张礼然呆了好半天。荒置已久的脑子里突然窜出来一点专业知识:这不就是个看涨期权么?过两个礼拜结果出来,他考上了,她得到一个准男朋友——准或不准就在她一念之间;他没考上,这个合约她自然不执行,彻底失效。真正的期权还有期权费的损失,她有什么损失呢?一个喜欢她她却不喜欢的人?这也不见得是损失吧。如果非要追究出个损失的话,顶多就是一场以为自己要恋爱的空欢喜而已。况且,算下来自己的利好倒是多多,喏,掰着指头一一数来:一个可以打发大四无聊时光的人,一个防止她沉浸虚拟世界不可自拔的人,一个可以顺便去刺激刺激某人的人——虽然不见得能刺激到他——以及一个让她学习如何恋爱的人。
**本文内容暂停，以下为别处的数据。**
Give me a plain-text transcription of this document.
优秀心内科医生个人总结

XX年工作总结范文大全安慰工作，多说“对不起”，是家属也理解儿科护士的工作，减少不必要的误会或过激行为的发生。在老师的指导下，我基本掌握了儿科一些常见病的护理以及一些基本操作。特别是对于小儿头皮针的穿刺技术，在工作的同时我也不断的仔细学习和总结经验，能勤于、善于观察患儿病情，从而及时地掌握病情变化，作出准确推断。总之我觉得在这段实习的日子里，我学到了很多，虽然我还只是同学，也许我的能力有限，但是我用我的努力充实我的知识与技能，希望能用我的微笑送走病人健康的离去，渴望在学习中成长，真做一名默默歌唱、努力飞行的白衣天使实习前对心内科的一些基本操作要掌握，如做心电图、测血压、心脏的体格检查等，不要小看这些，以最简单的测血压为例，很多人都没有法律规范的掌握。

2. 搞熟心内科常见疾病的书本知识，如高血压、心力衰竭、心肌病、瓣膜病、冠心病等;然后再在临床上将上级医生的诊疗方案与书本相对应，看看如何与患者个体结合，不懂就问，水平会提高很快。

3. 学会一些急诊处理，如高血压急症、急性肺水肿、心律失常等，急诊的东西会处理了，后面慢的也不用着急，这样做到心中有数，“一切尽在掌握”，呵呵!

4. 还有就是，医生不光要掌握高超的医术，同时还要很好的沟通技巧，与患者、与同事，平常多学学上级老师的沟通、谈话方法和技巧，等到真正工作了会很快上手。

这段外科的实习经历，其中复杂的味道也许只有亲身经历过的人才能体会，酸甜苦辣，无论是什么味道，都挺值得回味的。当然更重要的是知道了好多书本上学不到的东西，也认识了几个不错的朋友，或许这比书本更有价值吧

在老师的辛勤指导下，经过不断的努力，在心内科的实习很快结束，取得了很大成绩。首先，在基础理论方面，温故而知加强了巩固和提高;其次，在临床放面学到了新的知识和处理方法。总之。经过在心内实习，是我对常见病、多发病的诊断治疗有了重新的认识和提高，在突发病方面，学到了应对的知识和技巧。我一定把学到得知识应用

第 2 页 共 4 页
复合看涨期权。张礼然在脑子里画了一下收益函数,发现稳赚不赔,于是草草点头,姑且是同意了。当时当刻,她的心神其实一直挂在那盆色香味俱诱惑的沸腾鱼身上。后来她回想起来,也无数次怀疑,那时如此轻率的答应,大概只是为了赶紧跳过这个话题,好让自己可以动筷子而已。
张金忽然打岔:“他哪个学院的啊?”不用想,李政南最后肯定考上了,至于张礼然怎么同他处的,之后又怎么分手的,张金决定等着她自己主动交代。就先在这里停一停。这个时候,她得去趟厕所。
“交运。”交通运输学院是六川大学三大王牌学院之一,也是工学部的头号老大。李政南的导师是轨道研究院的,正好负责六川到宁都的高速铁路项目。最近这段时间,他应该在川宁高铁哪个路段上跟着试车吧。高铁贯通后,往返川宁两市间就不需要再花费十数个小时,区区四小时就能搞定。不过,这至少也得等三五年后了。而过去的一年里,每当听李政南说起他忙的项目,张礼然都在算六川离宁都有多远,当下离毕业有多远。她心里头,到底还是有个隐秘的念想。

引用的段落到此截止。